Tuesday, February 21, 2012

Internet Birding

There is no way to go birding on the internet, because birds can't survive for long in the ether. You can look at photos of birds online, or play Angry Birds, and you can find all sorts of info online about what birds people have seen, and where.

The other day, a friend of mine passed along the web link to the Great Backyard Bird Count. Between February 17 and 20, we were all supposed to keep an eye on the feeder or head out into the field, keeping track of our sightings and tallying the results at the official web site. This has been going on for years, and it always struck me as odd that such an event would take place in the winter, when there aren’t many birds around. On the other hand, I didn’t know how easy it was to join in.

On President’s Day Hilary and I left town on a field trip and ended up at Spring Lake Regional Park a few miles west of Hastings. This under-used park occupies a bluff overlooking Gray Cloud Island and the Mississippi. It’s one of the most spectacular panoramas in the Twin Cities, and the drama is enhanced by the contrast between the strips of white ice, blue open water, and gray leafless island trees that drape themselves across the river landscape.

We hiked along the edge of Scharr’s Bluff, where Indians camped eight thousand years ago as the raging torrents of Glacial River Warren flooded past below them. Then we drove down to a second section of the park and took a hike through a hardwood forest past a long succession of archery stands to the banks of the Mississippi.

As we emerged from the woods we spotted a cluster of ducks—scores of mallards, a few golden eye, and four mergansers that I took to be the red-breasted sort, due to the distinctive top-notch on the female. A few minutes later a genuine birding party arrived and one of the men asked us what we’d seen.

“Were they common mergansers or red-breasted mergansers?” he wanted to know.

“My understanding is that the female red-breasted has that distinctive top-notch.
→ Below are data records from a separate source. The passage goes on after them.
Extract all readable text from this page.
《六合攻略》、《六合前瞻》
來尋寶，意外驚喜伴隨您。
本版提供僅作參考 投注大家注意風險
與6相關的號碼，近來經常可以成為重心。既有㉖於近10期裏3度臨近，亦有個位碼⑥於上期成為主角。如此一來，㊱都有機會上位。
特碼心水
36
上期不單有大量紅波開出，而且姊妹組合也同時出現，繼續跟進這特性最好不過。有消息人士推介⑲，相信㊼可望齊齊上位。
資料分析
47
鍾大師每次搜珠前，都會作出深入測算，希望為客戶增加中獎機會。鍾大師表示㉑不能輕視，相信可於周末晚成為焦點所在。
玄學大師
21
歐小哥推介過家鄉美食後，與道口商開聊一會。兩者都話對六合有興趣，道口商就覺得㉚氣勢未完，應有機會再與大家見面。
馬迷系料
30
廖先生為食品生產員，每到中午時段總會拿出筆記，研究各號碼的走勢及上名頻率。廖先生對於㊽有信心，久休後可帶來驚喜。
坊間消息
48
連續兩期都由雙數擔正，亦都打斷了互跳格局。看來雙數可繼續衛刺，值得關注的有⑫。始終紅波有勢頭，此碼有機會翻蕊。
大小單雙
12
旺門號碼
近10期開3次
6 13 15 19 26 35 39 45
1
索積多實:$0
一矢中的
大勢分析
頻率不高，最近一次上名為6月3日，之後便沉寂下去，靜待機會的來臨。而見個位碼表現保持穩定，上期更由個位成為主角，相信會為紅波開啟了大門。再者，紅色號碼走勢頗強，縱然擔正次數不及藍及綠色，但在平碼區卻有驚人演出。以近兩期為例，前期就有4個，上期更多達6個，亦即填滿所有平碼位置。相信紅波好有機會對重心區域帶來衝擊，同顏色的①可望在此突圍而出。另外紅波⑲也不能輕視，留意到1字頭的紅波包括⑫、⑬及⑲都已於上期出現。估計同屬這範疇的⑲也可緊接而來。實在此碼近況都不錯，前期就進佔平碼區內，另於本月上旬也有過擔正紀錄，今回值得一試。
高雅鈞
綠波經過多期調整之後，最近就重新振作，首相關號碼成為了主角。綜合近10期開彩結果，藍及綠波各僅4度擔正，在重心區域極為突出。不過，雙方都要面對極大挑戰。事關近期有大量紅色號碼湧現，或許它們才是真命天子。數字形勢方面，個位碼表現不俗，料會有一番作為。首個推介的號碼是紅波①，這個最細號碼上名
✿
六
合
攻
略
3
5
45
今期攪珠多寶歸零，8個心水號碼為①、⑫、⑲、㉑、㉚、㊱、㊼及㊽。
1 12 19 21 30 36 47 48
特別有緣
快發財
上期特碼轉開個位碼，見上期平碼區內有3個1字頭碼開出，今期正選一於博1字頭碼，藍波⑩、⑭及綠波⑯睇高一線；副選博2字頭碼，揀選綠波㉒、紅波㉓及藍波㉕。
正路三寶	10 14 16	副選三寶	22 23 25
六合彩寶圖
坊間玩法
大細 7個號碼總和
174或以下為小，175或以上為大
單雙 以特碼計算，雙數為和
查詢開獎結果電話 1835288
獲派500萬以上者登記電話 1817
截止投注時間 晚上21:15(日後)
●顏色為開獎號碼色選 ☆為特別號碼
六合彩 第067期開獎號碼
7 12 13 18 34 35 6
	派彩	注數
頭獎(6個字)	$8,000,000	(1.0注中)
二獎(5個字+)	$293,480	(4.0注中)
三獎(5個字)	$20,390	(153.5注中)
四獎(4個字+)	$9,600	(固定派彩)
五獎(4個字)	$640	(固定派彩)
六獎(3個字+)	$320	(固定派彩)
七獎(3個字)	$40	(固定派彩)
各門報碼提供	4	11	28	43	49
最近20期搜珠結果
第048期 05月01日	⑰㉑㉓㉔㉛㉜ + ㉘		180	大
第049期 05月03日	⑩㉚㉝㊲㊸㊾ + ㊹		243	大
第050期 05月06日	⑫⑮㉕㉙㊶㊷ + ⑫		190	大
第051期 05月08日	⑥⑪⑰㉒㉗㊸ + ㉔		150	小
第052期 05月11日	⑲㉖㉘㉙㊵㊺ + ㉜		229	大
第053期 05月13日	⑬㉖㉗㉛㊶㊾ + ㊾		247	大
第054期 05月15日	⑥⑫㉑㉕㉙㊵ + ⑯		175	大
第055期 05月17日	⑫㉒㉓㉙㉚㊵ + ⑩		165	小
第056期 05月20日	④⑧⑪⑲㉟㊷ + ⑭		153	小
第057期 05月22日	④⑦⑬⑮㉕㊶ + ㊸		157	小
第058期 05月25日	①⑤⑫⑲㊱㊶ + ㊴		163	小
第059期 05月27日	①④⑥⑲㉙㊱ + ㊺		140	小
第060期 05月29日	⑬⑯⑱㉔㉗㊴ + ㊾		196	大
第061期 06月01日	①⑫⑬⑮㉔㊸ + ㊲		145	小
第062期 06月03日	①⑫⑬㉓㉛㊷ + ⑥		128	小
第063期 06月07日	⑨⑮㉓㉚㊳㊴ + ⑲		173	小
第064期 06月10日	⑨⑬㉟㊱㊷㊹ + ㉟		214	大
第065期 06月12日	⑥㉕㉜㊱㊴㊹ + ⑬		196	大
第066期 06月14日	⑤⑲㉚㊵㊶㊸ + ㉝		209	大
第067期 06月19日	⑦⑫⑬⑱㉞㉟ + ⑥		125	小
Isn’t that so?”

“Actually, the common can have that, too," he corrected me politely. "A better sign in the female is whether the head coloring ends abruptly or in a blurred muddle,” he kindly explained.

“Yeah, I think they were red-breasted.” I held to my story. (Please note the two species depicted here, and decide for yourself which is which.)

As we made our way back to the car, the group was probably ruing the fact that the birds they’d come to see had been spooked by novices who didn’t know their winter ducks!

The best sighting we had was on the way out, when we spotted a pair of red-tailed hawks sitting one behind the other on two branches at eye level, maybe five feet apart, as if they were posing for a fiftieth wedding anniversary photo. Sweet.

Back home, I took a look online at the merganser issue and came across such remarks as


“…Another point is the chin and throat. On the common merganser, there is a well defined oval patch on the sides of the chin. On red-breasted it is more blended as seen here. Also, the common merganser has a larger body with bigger tail, but that can be hard to judge. One point that's not usually mentioned is the extension of maxillary feathering on the side of the bill. It forms a wedge or triangle on Red-breasted. On Common the feathering comes straight down and doesn't project into a point. However, this only works in North American populations.”
Somewhere along the way, I was reminded of the link to the Great Backyard Bird Count, and though we had not been counting or tallying anything, I filled out a report, including a few species we’d seen recently in the back yard: Canada Goose (80), Mallard (60), Common Goldeneye (4), Red-Breasted Merganser (4), Wild Turkey (6), Bald Eagle (4), Red-Tailed Hawk (2), Red-bellied woodpecker (1), Downy Woodpecker (1), Black-capped Chickadee (20)…and so on.

Here’s where the internet begins to strut its stuff. Once I’d submitted my list, I took a look at what other Minnesotans had seen. It’s a fascinating collocation that you can reference by species. One birder in Duluth had seen 10 red-breasted mergansers. That was it. On the other hand, observers in Hastings, Rosemount, Fridley, Burnsville, Minneapolis, South St. Paul, and Bloomington (all Mississippi towns) had seen common merganser.

The handwriting was on the wall. I resubmitted my tally, changed red-breasted to common…and downgraded my skill level from “excellent” to “good.”